Géneros discursivos 2.0

Terminé de leer “El pibe que arruinaba las fotos”, de Hernán Casciari. No voy a hacer crítica literaria, sería el colmo de la caradurez. Si hay que decir algo, digo que me divertí mucho.
Pero aprovecho la lectura para comentarles algo. Yo sabía, antes de leer el primer renglón, que la novela era en realidad un compilado (muy bien logrado, para mi gusto) de posts de su blog, orsai. Pero enseguida me quedó claro que Casciari no es un bloguero: es un escritor que usa un blog como medio. Te puede gustar o no, pero es evidente que se parece bastante poco a otros blogs.

Y me puse a pensar si las TICs habían favorecido la aparición de nuevos géneros discursivos. Creo que los blogs han generado un nuevo modo de escribir; no sé si alcanzan la categoría de “género”. Me permito señalar algunas características:

  • brevedad: Un post largo raramente supere a un cuento o ensayo corto, incluso las noticias periodísticas suelen ser más largas que los posts.
  • enlaces: uno empieza leyendo un post, y probablemente haga clic en dos o tres de sus palabras, que a la vez son enlaces; de este modo la lectura no avanza linealmente, sino que se ramifica. Hipertexto, que le dicen.

Otro género discursivo es el de las diapositivas. Algo de esto discutimos en el blog de Sebastián. Prácticamente no hay expositor que no las use, bien o mal. Creo que las diapositivas pueden enriquecer mucho una charla, pero hay algunas cosas que me molestan:

  • Los expositores que simplemente leen las diapositivas.
  • Los expositores que se ciñen tan estrictamente a las diapositivas que empobrecen notoriamente su charla, en contenido y dinámica.
  • Los que quieren escribir todo en las diapositivas.
  • Los “clickeadores”, que pretenden dar su charla con presentaciones hechas por otro.
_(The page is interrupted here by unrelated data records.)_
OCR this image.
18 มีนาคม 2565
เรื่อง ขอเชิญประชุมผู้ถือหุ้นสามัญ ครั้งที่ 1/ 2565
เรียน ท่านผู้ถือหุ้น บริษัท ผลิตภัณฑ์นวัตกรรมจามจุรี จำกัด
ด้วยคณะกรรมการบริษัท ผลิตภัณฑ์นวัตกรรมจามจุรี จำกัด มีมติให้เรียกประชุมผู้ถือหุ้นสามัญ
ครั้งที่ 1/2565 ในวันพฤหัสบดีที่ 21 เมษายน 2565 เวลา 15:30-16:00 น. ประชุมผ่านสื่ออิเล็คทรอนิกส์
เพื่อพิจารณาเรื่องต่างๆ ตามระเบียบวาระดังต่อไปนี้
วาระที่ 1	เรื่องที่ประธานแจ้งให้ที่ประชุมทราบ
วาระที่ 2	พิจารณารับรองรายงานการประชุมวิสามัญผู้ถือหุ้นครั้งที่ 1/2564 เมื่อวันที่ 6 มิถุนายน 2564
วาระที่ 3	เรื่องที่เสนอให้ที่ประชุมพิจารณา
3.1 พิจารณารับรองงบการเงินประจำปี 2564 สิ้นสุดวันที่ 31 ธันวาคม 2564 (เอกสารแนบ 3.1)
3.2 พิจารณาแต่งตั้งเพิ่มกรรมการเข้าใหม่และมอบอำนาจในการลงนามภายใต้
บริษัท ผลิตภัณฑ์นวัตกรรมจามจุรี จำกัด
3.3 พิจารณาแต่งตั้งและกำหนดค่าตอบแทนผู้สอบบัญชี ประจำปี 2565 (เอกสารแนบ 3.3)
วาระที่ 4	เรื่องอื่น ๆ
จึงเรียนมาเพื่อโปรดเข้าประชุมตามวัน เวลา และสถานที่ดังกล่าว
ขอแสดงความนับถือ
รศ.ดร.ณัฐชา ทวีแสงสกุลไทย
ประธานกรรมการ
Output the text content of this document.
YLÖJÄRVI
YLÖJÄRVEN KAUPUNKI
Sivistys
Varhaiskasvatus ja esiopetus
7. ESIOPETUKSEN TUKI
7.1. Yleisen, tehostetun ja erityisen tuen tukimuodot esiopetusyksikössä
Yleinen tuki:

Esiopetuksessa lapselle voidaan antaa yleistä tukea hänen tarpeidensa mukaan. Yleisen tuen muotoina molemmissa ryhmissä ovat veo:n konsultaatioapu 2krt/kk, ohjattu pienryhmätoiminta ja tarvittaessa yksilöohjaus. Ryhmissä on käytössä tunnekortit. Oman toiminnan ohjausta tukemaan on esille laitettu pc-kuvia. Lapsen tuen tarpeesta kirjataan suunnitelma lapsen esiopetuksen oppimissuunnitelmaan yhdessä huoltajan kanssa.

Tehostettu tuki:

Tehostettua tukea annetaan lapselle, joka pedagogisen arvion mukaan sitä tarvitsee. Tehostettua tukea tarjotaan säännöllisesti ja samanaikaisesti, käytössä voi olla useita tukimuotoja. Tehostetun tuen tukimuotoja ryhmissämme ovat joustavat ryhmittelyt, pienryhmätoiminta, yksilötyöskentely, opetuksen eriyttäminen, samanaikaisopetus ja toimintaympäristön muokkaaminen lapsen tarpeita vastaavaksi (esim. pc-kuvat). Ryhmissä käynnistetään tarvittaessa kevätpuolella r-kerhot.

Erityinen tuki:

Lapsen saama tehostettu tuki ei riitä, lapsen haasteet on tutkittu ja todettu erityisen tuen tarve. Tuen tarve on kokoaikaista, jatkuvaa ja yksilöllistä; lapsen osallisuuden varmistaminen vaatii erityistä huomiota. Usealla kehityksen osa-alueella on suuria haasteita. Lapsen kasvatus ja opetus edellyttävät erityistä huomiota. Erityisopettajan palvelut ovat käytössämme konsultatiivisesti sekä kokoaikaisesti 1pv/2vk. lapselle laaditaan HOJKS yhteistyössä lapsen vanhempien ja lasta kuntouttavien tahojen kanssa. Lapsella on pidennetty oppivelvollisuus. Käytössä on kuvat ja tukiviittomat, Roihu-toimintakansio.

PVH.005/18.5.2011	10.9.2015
A la cuarta diapositiva ya se les nota que no entendieron nada.
  • El hecho de que se pretenda que las diapositivas sean un resumen de lo expuesto. De ninguna manera. Es muy posible que la misma presentación que enriqueció una charla, sea perfectamente inútil fuera del contexto para la que fue creada. Si las diapositivas te permiten entender todo lo que se expuso… ¿para qué se dio la charla? Y si no… ¿para qué quiero las diapositivas? (Parece un problema menor; pero he tenido docentes que pretendieron que estudiásemos para los exámenes con diapositivas.) Si quiero hacer un resumen de una charla, lo escribo. En un procesador de texto, en un blog, en una hoja Rivadavia, donde pueda. Pero lo escribo en prosa, el mejor modo que conoce la humanidad para expresar ideas complejas. Convertirlas en una serie de ítems inconexos implica necesariamente una mutilación del pensamiento.

En fin, creo que las TIC han favorecido la aparición de nuevos géneros discursivos, y que son una buena noticia. Pero cuando se usan mal, oscurecen más que aclarar. (Digo yo, para terminar un pésimo post).